From: "J. Bruce Fields" <bfields@fieldses.org>
To: Wei Yongjun <yjwei@cn.fujitsu.com>
Cc: Neil Brown <neilb@suse.de>,
linux-nfs@vger.kernel.org, nfsv4@linux-nfs.org,
iisaman@citi.umich.edu
Subject: Re: [PATCH] svcgss: reply AUTH_BADCRED to RPCSEC_GSS with unkown services
Date: Fri, 28 Aug 2009 12:11:04 -0400 [thread overview]

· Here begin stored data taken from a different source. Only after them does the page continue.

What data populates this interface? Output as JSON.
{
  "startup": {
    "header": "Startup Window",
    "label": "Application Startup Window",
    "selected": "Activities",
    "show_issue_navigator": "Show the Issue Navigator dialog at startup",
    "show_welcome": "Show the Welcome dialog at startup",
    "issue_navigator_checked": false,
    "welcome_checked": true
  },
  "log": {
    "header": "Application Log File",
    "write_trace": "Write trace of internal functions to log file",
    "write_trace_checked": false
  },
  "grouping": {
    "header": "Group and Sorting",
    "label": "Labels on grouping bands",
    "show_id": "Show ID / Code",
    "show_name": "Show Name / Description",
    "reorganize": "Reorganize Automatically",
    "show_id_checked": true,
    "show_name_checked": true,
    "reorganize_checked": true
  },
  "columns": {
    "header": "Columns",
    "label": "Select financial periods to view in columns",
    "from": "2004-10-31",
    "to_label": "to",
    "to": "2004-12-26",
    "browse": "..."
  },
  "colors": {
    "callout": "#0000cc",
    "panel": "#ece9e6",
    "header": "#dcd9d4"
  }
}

Message-ID: <20090828161104.GC682@fieldses.org> (raw)
In-Reply-To: <4A972A98.2030406@cn.fujitsu.com>
On Fri, Aug 28, 2009 at 08:53:44AM +0800, Wei Yongjun wrote:
> When I test, I just fixed the GSS8 with this patch:
>
> diff --git a/lib/nfs4/servertests/st_gss.py b/lib/nfs4/servertests/st_gss.py
> index 6ad3e3e..dfff598 100644
> --- a/lib/nfs4/servertests/st_gss.py
> +++ b/lib/nfs4/servertests/st_gss.py
> @@ -330,4 +330,5 @@ def testBadService(t, env):
> "should return AUTH_BADCRED, instead got %s" %
> (service, e))
> finally:
> + orig.gss_seq_num = c.security.gss_seq_num
> c.security = orig
It might make sense just to apply something like this to upstream pynfs.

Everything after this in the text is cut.